Crisis Over Prisons and Probation

Sex offender treatment courses are being cut back and preparations are being made to reopen a disused army barracks near Dover in Kent to cope with the growing cash and overcrowding crisis in the prison and probation services, the Guardian has learned. The reduction in programmes treating sex offenders and tackling domestic violence has been ordered as a result of a financial squeeze in the probation service.

At the same time, ministers face an increasingly difficult problem in how to cope with the rapidly rising prison population, which hit 79,145 last Friday, leaving only 800 spare places in the system.

Prison service managers expect “crunch point” to arrive in the next six weeks. Contingency plans are believed to include plans to reopen a disused army camp, near Dover, which could house up to 500 low security category D prisoners. Also under consideration is the conversion of a “discrete wing” at Ashworth top security mental hospital on Merseyside to provide 300 more places.

Napo, the probation officers’ union, claims the “crisis” is so serious that the home secretary, John Reid, this month ordered an “urgent and fundamental review” of the new national offender management service (Noms), which runs prisons and probation services in England and Wales. The review by consultants is looking at whether Noms should continue in its current form and is expected to be completed within the next three weeks.

It is believed Noms is facing a deficit of £40m for the first half of this financial year on top of the government’s decision to freeze the Home Office budget for this and the next two years. Financial planning has been disrupted by delays in fixing probation area budgets which are normally set in November each year but were not finalised in May this year.

The London probation service has been particularly badly hit and is thought to have a half-year deficit of £10m. An internal memo dated August 24 reveals that offender programmes, including those for sex offenders at weekends and in the evenings, are being curtailed, with experienced staff being switched into supervision work.

The memo said: “Since the beginning of this financial year it has become apparent that London Probation as a whole does not have sufficient funds to maintain current staffing levels in interventions whilst covering vacant probation officer posts in offender management with expensive agency staff.

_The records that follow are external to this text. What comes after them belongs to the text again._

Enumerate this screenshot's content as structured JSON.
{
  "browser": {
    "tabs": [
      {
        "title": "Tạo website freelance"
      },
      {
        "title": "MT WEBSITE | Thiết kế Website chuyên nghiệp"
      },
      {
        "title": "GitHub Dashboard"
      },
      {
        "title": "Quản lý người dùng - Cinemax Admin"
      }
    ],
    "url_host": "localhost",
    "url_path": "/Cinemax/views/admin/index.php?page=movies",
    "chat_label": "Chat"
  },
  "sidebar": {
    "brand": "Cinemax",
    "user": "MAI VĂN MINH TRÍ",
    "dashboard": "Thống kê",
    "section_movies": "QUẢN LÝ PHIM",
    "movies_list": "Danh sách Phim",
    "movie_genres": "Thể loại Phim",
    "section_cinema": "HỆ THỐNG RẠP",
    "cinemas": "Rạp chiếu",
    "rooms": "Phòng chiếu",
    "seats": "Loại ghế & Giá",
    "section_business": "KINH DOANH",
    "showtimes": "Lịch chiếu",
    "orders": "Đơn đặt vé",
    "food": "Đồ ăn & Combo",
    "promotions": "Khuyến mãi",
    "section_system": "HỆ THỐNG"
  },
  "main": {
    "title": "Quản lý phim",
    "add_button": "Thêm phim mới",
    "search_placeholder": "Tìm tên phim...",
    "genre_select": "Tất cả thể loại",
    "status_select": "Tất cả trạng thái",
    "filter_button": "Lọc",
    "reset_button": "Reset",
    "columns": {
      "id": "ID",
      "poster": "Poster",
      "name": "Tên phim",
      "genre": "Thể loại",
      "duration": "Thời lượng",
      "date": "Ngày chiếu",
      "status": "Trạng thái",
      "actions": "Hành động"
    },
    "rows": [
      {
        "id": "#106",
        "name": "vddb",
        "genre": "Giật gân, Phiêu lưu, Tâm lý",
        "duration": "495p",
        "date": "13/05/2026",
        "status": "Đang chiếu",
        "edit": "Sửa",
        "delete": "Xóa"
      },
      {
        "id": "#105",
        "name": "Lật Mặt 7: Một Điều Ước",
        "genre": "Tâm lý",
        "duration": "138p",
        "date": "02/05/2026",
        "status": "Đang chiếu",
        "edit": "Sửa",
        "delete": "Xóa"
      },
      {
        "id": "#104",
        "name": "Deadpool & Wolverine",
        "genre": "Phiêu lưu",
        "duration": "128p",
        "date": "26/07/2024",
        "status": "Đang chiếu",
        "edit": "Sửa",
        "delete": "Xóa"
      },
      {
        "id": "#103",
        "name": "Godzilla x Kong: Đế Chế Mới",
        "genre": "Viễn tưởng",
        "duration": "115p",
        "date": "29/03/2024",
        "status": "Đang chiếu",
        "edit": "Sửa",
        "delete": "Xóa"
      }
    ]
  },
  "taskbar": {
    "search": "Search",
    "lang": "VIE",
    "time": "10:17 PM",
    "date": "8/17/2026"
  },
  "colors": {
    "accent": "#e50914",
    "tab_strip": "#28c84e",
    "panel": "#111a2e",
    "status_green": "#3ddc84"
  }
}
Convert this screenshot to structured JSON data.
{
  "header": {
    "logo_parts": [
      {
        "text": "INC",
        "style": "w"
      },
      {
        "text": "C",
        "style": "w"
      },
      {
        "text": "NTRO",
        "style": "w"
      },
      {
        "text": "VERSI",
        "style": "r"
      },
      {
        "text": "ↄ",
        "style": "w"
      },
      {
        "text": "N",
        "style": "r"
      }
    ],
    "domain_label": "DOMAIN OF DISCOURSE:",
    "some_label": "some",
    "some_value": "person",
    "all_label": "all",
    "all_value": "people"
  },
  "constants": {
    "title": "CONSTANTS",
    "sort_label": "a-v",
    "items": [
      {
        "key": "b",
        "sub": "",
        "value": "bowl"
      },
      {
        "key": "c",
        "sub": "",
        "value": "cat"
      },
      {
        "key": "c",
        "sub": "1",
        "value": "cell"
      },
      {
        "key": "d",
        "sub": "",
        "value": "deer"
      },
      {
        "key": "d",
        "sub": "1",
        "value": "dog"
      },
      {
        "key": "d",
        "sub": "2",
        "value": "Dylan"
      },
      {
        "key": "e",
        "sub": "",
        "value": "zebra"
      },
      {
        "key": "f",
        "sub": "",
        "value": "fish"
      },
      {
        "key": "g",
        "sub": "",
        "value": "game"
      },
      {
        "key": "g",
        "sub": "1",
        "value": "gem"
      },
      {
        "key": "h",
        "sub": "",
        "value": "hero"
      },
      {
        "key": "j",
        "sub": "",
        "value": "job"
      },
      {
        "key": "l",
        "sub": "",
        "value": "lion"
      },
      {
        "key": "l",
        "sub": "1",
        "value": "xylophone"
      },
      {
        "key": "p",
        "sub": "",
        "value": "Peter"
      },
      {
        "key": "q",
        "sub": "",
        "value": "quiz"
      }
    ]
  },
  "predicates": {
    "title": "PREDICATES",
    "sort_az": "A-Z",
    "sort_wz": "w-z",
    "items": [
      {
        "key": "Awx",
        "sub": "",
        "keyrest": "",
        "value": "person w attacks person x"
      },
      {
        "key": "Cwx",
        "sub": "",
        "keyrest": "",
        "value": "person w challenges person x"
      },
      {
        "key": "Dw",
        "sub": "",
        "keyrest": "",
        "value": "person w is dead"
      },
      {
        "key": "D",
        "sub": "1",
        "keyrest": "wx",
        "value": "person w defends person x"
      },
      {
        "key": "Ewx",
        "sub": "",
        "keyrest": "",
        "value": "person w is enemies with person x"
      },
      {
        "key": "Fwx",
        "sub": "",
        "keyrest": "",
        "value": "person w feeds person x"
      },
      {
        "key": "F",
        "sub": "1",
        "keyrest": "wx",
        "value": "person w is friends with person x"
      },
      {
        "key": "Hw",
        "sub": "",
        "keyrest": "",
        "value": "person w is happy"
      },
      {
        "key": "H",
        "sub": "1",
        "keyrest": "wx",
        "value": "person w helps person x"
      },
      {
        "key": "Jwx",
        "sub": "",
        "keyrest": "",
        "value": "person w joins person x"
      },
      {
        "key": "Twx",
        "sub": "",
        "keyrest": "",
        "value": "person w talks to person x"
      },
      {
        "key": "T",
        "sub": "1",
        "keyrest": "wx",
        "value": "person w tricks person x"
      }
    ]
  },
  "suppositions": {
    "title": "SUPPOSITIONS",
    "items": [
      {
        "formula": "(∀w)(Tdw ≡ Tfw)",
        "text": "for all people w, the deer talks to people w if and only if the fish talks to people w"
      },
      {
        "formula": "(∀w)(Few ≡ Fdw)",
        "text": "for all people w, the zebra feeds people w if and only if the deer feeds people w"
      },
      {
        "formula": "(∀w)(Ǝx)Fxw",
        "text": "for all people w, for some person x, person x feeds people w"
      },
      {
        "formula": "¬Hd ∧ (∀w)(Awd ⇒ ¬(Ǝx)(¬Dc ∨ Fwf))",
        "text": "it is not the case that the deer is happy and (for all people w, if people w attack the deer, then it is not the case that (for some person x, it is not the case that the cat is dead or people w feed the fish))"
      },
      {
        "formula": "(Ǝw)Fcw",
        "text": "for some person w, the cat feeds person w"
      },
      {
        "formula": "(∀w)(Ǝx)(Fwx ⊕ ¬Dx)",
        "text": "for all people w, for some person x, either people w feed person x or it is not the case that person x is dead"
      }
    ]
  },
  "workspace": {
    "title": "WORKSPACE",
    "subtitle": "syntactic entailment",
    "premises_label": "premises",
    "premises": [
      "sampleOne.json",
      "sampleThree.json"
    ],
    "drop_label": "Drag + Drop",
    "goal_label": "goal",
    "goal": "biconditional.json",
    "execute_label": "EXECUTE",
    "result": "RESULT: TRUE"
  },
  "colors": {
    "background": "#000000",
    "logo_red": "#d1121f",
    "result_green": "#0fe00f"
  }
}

It is therefore necessary to identify appropriate PO [probation officer] qualified staff in interventions and move them to offender management as quickly as possible.”

In response, London probation staff warn in an email that the public could be put at risk by switching experienced staff from sex offender treatment and domestic violence programmes. “This will compromise the public’s safety by having men who sexually offend either not being on programmes, or being treated by inexperienced staff without appropriate treatment management,” warned one manager.

Harry Fletcher, of Napo, claimed Noms has been in trouble since it was set up; ministers needed to examine alternative approaches based on partnership rather than privatisation. “All Noms has done is to create additional levels of bureaucracy without any increase in frontline staff. There are already 1,600 people working in Noms headquarters. The money would have been better spent on recruiting, training and retaining additional probation and prison staff.”

But a Home Office spokesperson strongly denied Noms was in trouble: “There is no crisis; only last month the prospectus outlining our vision for the future of Noms was published.” She said the claim that Dr Reid had ordered a “fundamental review of Noms” was “nonsense” but confirmed that its budget deficit was being looked at. As for contingency plans to cope with rising prison numbers, the Home Office said “all options are being kept under review”.

The disclosures came as prison officers voted yesterday to call a national strike over pay for this Friday. Colin Moses, of the Prison Officers’ Association, said the decision had been triggered by a prison service legal injunction to ensure staff worked extra hours in duties such as suicide watches.